Jenny picked up the garbage bag with the pilot’s head, lifting her arm to hold it away from her body. She couldn’t stand the thought of it bumping against her as she walked. With David’s help, Tom got the body into a fireman’s carry over one shoulder. The plan was that he would carry it for a while, and then switch with David. The men thought that position would be easier on the uneven ground than it would be to try to carry it between them.
Turning towards where the bald outcropping marked her destination, Jenny led the way towards the creek. About a quarter of the way there, the men stopped to switch the body to David’s shoulder, and Jenny had to switch hands. She had never realized how much a person’s head weighed, especially if one was trying to hold it away from oneself. They switched two more times before they came to the creek. Once there, they put their unpleasant burden down and sat for a moment to catch their breath.
“Thank you for wrapping up the pilot,” David said, his voice uncharacteristically solemn. They he ruined the seriousness of his statement by saying, “I’m glad not to have dead pilot goo running down my back.”
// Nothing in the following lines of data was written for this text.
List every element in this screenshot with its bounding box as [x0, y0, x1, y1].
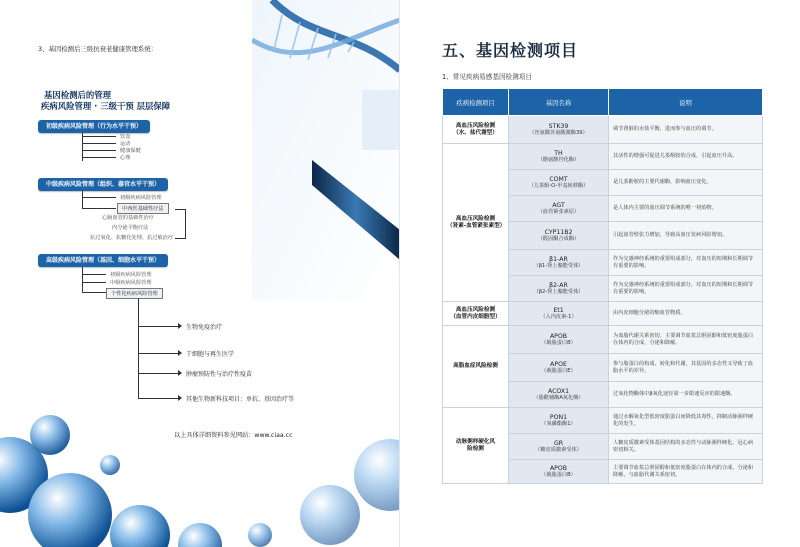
gene-symbol: AGT — [552, 201, 565, 209]
level-3-item: 中级疾病风险管理 — [110, 280, 152, 286]
disease-label: （水、盐代谢型） — [453, 129, 498, 136]
gene-symbol: CYP11B2 — [544, 228, 573, 236]
therapy-item: 干细胞与再生医学 — [186, 351, 235, 358]
gene-description: 是人体内主要的血压调节系统的唯一初始物。 — [609, 196, 763, 222]
therapy-item: 肿瘤预防性与治疗性疫苗 — [186, 371, 253, 378]
disease-cell — [443, 302, 509, 326]
gene-cell — [509, 196, 609, 222]
header-disease: 疾病检测项目 — [443, 89, 509, 116]
level-1-item: 饮食 — [120, 134, 131, 140]
gene-test-table — [442, 88, 763, 484]
gene-description: 过氧化物酶体中β氧化途径第一步限速反应的限速酶。 — [609, 382, 763, 408]
gene-symbol: COMT — [549, 175, 568, 183]
table-row — [443, 116, 763, 144]
gene-cell — [509, 170, 609, 196]
gene-cell — [509, 302, 609, 326]
intro-text: 3、基因检测后三级抗衰老健康管理系统： — [38, 45, 158, 53]
gene-name: （入内皮素-1） — [540, 313, 577, 320]
gene-symbol: APOE — [550, 360, 567, 368]
level-2-item: 心脑血管的基础性治疗 — [102, 215, 154, 221]
disease-label: 险检测 — [467, 445, 484, 452]
cell-bubbles-image — [0, 395, 400, 547]
gene-symbol: β2-AR — [549, 281, 568, 289]
level-3-highlight-item: 个性化疾病风险管理 — [106, 288, 163, 299]
table-row — [443, 144, 763, 170]
disease-cell — [443, 144, 509, 302]
disease-cell — [443, 408, 509, 484]
gene-cell — [509, 116, 609, 144]
level-2-banner: 中级疾病风险管理（组织、器官水平干预） — [38, 178, 168, 191]
therapy-item: 生物免疫治疗 — [186, 324, 223, 331]
gene-symbol: TH — [554, 149, 563, 157]
gene-name: （β2-肾上腺能受体） — [533, 288, 584, 295]
gene-cell — [509, 222, 609, 250]
level-2-item: 初级疾病风险管理 — [120, 195, 162, 201]
header-description: 说明 — [609, 89, 763, 116]
level-1-item: 运动 — [120, 141, 131, 147]
gene-description: 参与脂蛋白的构成、转化和代谢，其基因的多态性又导致了血脂水平的差异。 — [609, 354, 763, 382]
gene-symbol: Et1 — [553, 306, 564, 314]
gene-name: （载脂蛋白B） — [541, 339, 576, 346]
gene-description: 为血脂代谢关系密切，主要调节血浆总胆固醇和低密度脂蛋白在体内的合成、分泌和降解。 — [609, 326, 763, 354]
website-footer: 以上具体详细资料参见网站：www.ciaa.cc — [174, 432, 293, 439]
gene-symbol: ACOX1 — [547, 387, 570, 395]
gene-cell — [509, 250, 609, 276]
level-1-item: 健康保健 — [120, 148, 141, 154]
gene-cell — [509, 382, 609, 408]
level-1-item: 心理 — [120, 155, 131, 161]
gene-description: 主要调节血浆总胆固醇和低密度脂蛋白在体内的合成、分泌和降解，与血脂代谢关系密切。 — [609, 460, 763, 484]
right-page — [400, 0, 800, 547]
table-header-row — [443, 89, 763, 116]
gene-name: （丝氨酸苏氨酸激酶39） — [529, 129, 588, 136]
gene-name: （载脂蛋白E） — [541, 367, 576, 374]
table-row — [443, 408, 763, 434]
gene-description: 作为交感神经系统的重要组成部分，对血压的短期和长期调节有重要的影响。 — [609, 250, 763, 276]
gene-description: 通过水解氧化型低密度脂蛋白而降低其毒性，抑制动脉粥样硬化的发生。 — [609, 408, 763, 434]
gene-symbol: GR — [553, 439, 564, 447]
gene-name: （脂酰辅酶A氧化酶） — [533, 394, 584, 401]
level-2-item: 内分泌平衡疗法 — [112, 225, 149, 231]
management-subtitle: 疾病风险管理 · 三级干预 层层保障 — [41, 101, 171, 111]
gene-cell — [509, 354, 609, 382]
disease-label: （肾素-血管紧张素型） — [447, 222, 506, 229]
gene-cell — [509, 460, 609, 484]
gene-description: 由内皮细胞分泌的缩血管物质。 — [609, 302, 763, 326]
gene-name: （糖皮质激素受体） — [535, 446, 582, 453]
section-subheading: 1、常见疾病易感基因检测项目 — [442, 73, 532, 81]
gene-description: 人糖皮质激素受体基因结构的多态性与动脉粥样硬化、冠心病密切相关。 — [609, 434, 763, 460]
gene-description: 引起血管壁张力增加，导致高血压发病风险增加。 — [609, 222, 763, 250]
gene-cell — [509, 408, 609, 434]
section-heading: 五、基因检测项目 — [442, 41, 579, 60]
level-2-highlight-item: 中西医基础性疗法 — [117, 203, 169, 214]
disease-label: 动脉粥样硬化风 — [455, 438, 496, 445]
gene-description: 是儿茶酚胺的主要代谢酶，影响血压变化。 — [609, 170, 763, 196]
management-title: 基因检测后的管理 — [44, 90, 111, 100]
dna-helix-image — [252, 0, 400, 300]
gene-name: （载脂蛋白B） — [541, 471, 576, 478]
gene-symbol: STK39 — [548, 122, 569, 130]
gene-name: （酪氨酸羟化酶） — [537, 156, 580, 163]
level-1-banner: 初级疾病风险管理（行为水平干预） — [38, 120, 150, 133]
gene-name: （醛固酮合成酶） — [537, 235, 580, 242]
gene-name: （氧磷酯酶1） — [541, 420, 576, 427]
level-3-item: 初级疾病风险管理 — [110, 272, 152, 278]
disease-cell — [443, 116, 509, 144]
table-row — [443, 302, 763, 326]
disease-cell — [443, 326, 509, 408]
gene-description: 作为交感神经系统的重要组成部分，对血压的短期和长期调节有重要的影响。 — [609, 276, 763, 302]
gene-cell — [509, 276, 609, 302]
header-gene: 基因名称 — [509, 89, 609, 116]
gene-name: （β1-肾上腺能受体） — [533, 262, 584, 269]
level-2-item: 抗过氧化、抗糖化处理、抗过敏治疗 — [90, 235, 174, 241]
table-row — [443, 326, 763, 354]
gene-symbol: APOB — [549, 332, 568, 340]
gene-symbol: APOB — [549, 464, 568, 472]
gene-cell — [509, 326, 609, 354]
therapy-item: 其他生物新科技项目：单抗、基因治疗等 — [186, 396, 295, 403]
gene-description: 其活性的增强可促进儿茶酚胺的合成，引起血压升高。 — [609, 144, 763, 170]
gene-cell — [509, 434, 609, 460]
disease-label: 高血压风险检测 — [455, 122, 496, 129]
gene-cell — [509, 144, 609, 170]
gene-name: （血管紧张素原） — [537, 208, 580, 215]
disease-label: （血管内皮细胞型） — [450, 313, 501, 320]
disease-label: 高血压风险检测 — [455, 306, 496, 313]
gene-description: 调节肾脏的水盐平衡，进而参与血压的调节。 — [609, 116, 763, 144]
disease-label: 高血压风险检测 — [455, 215, 496, 222]
gene-symbol: β1-AR — [549, 255, 568, 263]
gene-name: （儿茶酚-O-甲基转移酶） — [528, 182, 589, 189]
level-3-banner: 高级疾病风险管理（基因、细胞水平干预） — [38, 254, 168, 267]
gene-symbol: PON1 — [549, 413, 568, 421]
disease-label: 高脂血症风险检测 — [453, 363, 498, 369]
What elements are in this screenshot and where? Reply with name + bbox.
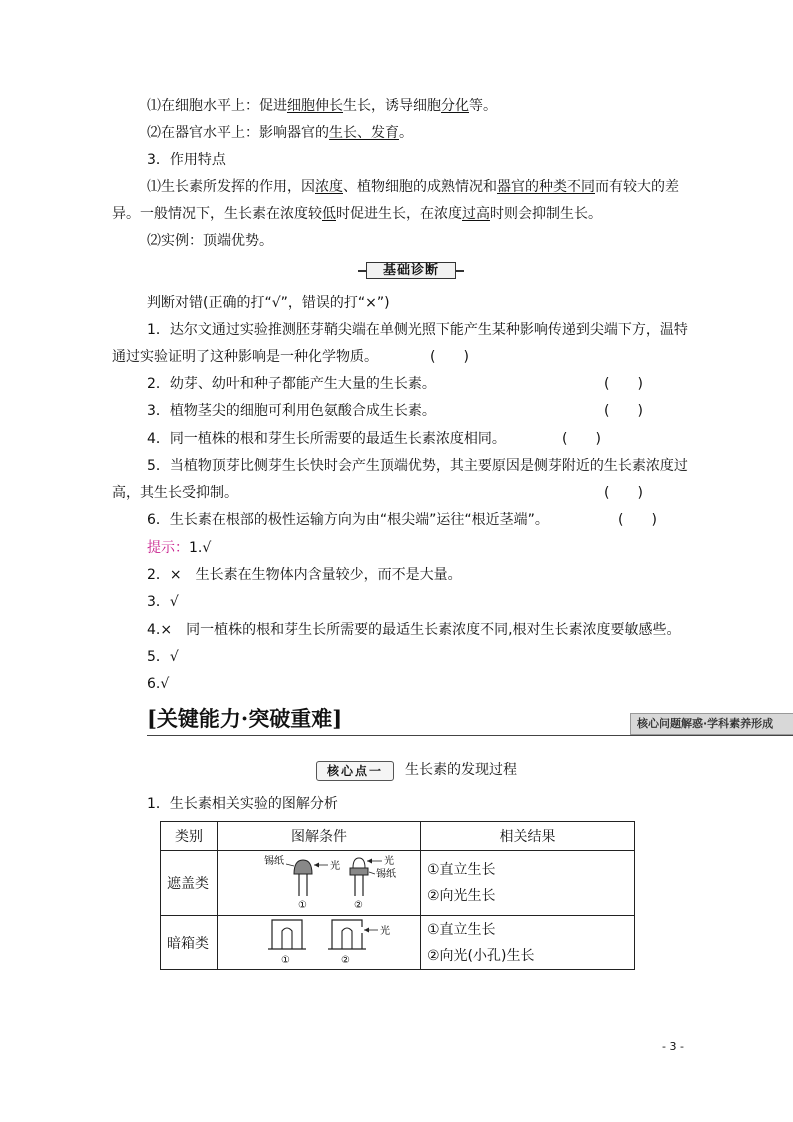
- text: 而有较大的差: [595, 179, 679, 195]
- item-1-title: 1．生长素相关实验的图解分析: [147, 796, 338, 812]
- diagnosis-instruction: 判断对错(正确的打“√”，错误的打“×”): [147, 295, 390, 311]
- section-tag: 核心问题解惑·学科素养形成: [630, 713, 793, 735]
- page-number: - 3 -: [662, 1040, 684, 1053]
- diagram-cell: [218, 916, 421, 970]
- organ-level-line: [147, 123, 413, 143]
- text: 等。: [469, 98, 497, 114]
- core-point-badge: 核心点一: [316, 761, 394, 781]
- answer-blank: ( ): [604, 403, 643, 419]
- answer-2: 2．× 生长素在生物体内含量较少，而不是大量。: [147, 567, 462, 583]
- text: 时则会抑制生长。: [490, 206, 602, 222]
- category-cell: 暗箱类: [161, 916, 218, 970]
- dark-box-shape: [272, 920, 302, 949]
- answer-6: 6.√: [147, 676, 170, 692]
- answer-blank: ( ): [604, 376, 643, 392]
- dark-box-with-hole-shape: [332, 920, 362, 949]
- column-header: 类别: [161, 822, 218, 851]
- column-header: 相关结果: [421, 822, 635, 851]
- table-header-row: [161, 822, 635, 851]
- foil-label: 锡纸: [264, 856, 284, 867]
- dark-box-experiment-diagram: [224, 917, 414, 965]
- covering-experiment-diagram: [224, 852, 414, 910]
- number-label: ①: [298, 900, 307, 910]
- underlined-term: 生长、发育: [329, 125, 399, 141]
- foil-collar-shape: [350, 868, 368, 875]
- underlined-term: 器官的种类不同: [497, 179, 595, 195]
- answer-3: 3．√: [147, 594, 179, 610]
- result-cell: [421, 851, 635, 916]
- core-point-title: 生长素的发现过程: [405, 762, 517, 778]
- text: ⑵在器官水平上：影响器官的: [147, 125, 329, 141]
- question-6: 6．生长素在根部的极性运输方向为由“根尖端”运往“根近茎端”。: [147, 512, 549, 528]
- light-label: 光: [384, 856, 394, 867]
- number-label: ①: [281, 954, 290, 965]
- result-item: ①直立生长: [427, 862, 496, 878]
- foil-label: 锡纸: [376, 869, 396, 880]
- result-item: ②向光(小孔)生长: [427, 947, 535, 964]
- question-1-line1: 1．达尔文通过实验推测胚芽鞘尖端在单侧光照下能产生某种影响传递到尖端下方，温特: [147, 322, 688, 338]
- text: ⑴生长素所发挥的作用，因: [147, 179, 315, 195]
- foil-cap-shape: [294, 860, 312, 874]
- features-line2: [112, 204, 602, 224]
- text: ⑴在细胞水平上：促进: [147, 98, 287, 114]
- diagnosis-badge: [358, 261, 464, 280]
- example-line: ⑵实例：顶端优势。: [147, 233, 273, 249]
- answer-5: 5．√: [147, 649, 179, 665]
- answer-blank: ( ): [604, 485, 643, 501]
- answer-blank: ( ): [430, 349, 469, 365]
- underlined-term: 细胞伸长: [287, 98, 343, 114]
- text: 生长，诱导细胞: [343, 98, 441, 114]
- answer-blank: ( ): [562, 431, 601, 447]
- question-1-line2: 通过实验证明了这种影响是一种化学物质。: [112, 349, 378, 365]
- column-header: 图解条件: [218, 822, 421, 851]
- experiment-table: [160, 821, 635, 970]
- diagram-cell: [218, 851, 421, 916]
- table-row: [161, 916, 635, 970]
- features-title: 3．作用特点: [147, 152, 226, 168]
- result-cell: [421, 916, 635, 970]
- hint-label: 提示：: [147, 540, 189, 556]
- number-label: ②: [354, 900, 363, 910]
- text: 异。一般情况下，生长素在浓度较: [112, 206, 322, 222]
- diagnosis-badge-label: 基础诊断: [382, 263, 439, 278]
- answer-4: 4.× 同一植株的根和芽生长所需要的最适生长素浓度不同,根对生长素浓度要敏感些。: [147, 622, 681, 638]
- cell-level-line: [147, 96, 497, 116]
- light-label: 光: [380, 925, 390, 937]
- underlined-term: 浓度: [315, 179, 343, 195]
- table-row: [161, 851, 635, 916]
- light-label: 光: [330, 861, 340, 872]
- question-4: 4．同一植株的根和芽生长所需要的最适生长素浓度相同。: [147, 431, 506, 447]
- question-3: 3．植物茎尖的细胞可利用色氨酸合成生长素。: [147, 403, 436, 419]
- section-title: [关键能力·突破重难]: [147, 706, 343, 731]
- text: 。: [399, 125, 413, 141]
- underlined-term: 低: [322, 206, 336, 222]
- underlined-term: 分化: [441, 98, 469, 114]
- section-divider: [147, 735, 793, 736]
- number-label: ②: [341, 954, 350, 965]
- features-line1: [147, 177, 679, 197]
- question-2: 2．幼芽、幼叶和种子都能产生大量的生长素。: [147, 376, 436, 392]
- question-5-line1: 5．当植物顶芽比侧芽生长快时会产生顶端优势，其主要原因是侧芽附近的生长素浓度过: [147, 458, 688, 474]
- result-item: ①直立生长: [427, 921, 496, 938]
- category-cell: 遮盖类: [161, 851, 218, 916]
- hint-line: [147, 538, 211, 558]
- question-5-line2: 高，其生长受抑制。: [112, 485, 238, 501]
- underlined-term: 过高: [462, 206, 490, 222]
- answer-1: 1.√: [189, 540, 212, 556]
- answer-blank: ( ): [618, 512, 657, 528]
- text: 、植物细胞的成熟情况和: [343, 179, 497, 195]
- text: 时促进生长，在浓度: [336, 206, 462, 222]
- result-item: ②向光生长: [427, 888, 496, 904]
Jenny made an exaggerated expression of distaste. “I so did not need that image.”
“I’ve disgusted Jen. My work here is done.”
“Unfortunately not,” Tom said. “Do we really have to cover him in rocks?”
“Yes,” Jenny said.
“But he’s a bastard and I hate him,” Tom grumbled. “Besides, the poor mountain creatures have been starving all winter and they need a good meal.”
“Are you seriously suggesting we let critters eat the pilot?” David asked.
“Yes, I am.”
“Works for me,” David said, nodding his head.
“That’s enough, you guys,” Jenny said. “We’re covering him.”
“Why?” Tom said, his tone bordering on whiny.
“Because even drunk asshole pilots have families. They’d appreciate having something to bury if we can manage it.”
“Fine,” Tom said with a loud sigh. “I didn’t think about that.”
“Where do you want to put him?” David asked, getting to his feet.
“We should go a little bit downstream,” Jenny decided. “If we come here to get water, we don’t want to be looking at him all the time.”
Tom put the body over his shoulder again, and Jenny picked up the bag with the head for the last time. They found a spot a little way from the banks of the creek that had a great deal of loose rocks of a decent size and set the body down. It took a half hour’s hard work to get the body sufficiently covered.
“Will that do it?” Tom asked. He was breathing hard and he sweating by the time they were through, as they all were. “Will it be safe from hungry beasts now?”
“Hopefully,” Jenny replied. “A determined animal can dig him up as easily as we covered him, but hopefully it will be enough to discourage them.”
“Why am I so out of breath?” David asked. “I mean, I know that was hard work and all, but I stay in good shape.”
Jenny felt out of breath as well, unusually so.
“It’s the altitude,” Tom said after a moment’s thought. “We’re higher than we’re used to. It will take a couple days for our bodies to adjust.”
Returning to where they had first reached the creek, they sat down to rest before heading back to their makeshift camp.
“God, I’m thirsty,” Tom said. “How dangerous would it be to drink out of the creek?”
“Could be dangerous,” Jenny said. “There’s bacteria we aren’t used to, and there could be parasites. If you don’t boil it first, it could give you diarrhea or make you vomit. It’s not worth risking.”
“Well,” David began, “I’m sure that we can find something in the plane to boil water in. If we have to.”
They heard a strange pop and whistle from the direction of their camp. Turning towards it, they saw the orange red light of a flare streaking into the sky. A moment later, a second flare followed the first.
“What the hell are they doing?” Jenny asked. “We might need those flares.”
“Maybe they’re trying to signal something,” David said.
“But what?” Jenny asked, as she studied the empty sky. “The only plane around here is the one we crashed in.”
“We’d better head back,” Tom said. “Even if we have to take it slowly.”
“Yeah,” Jenny agreed. “We’d better find out what they’re up to.”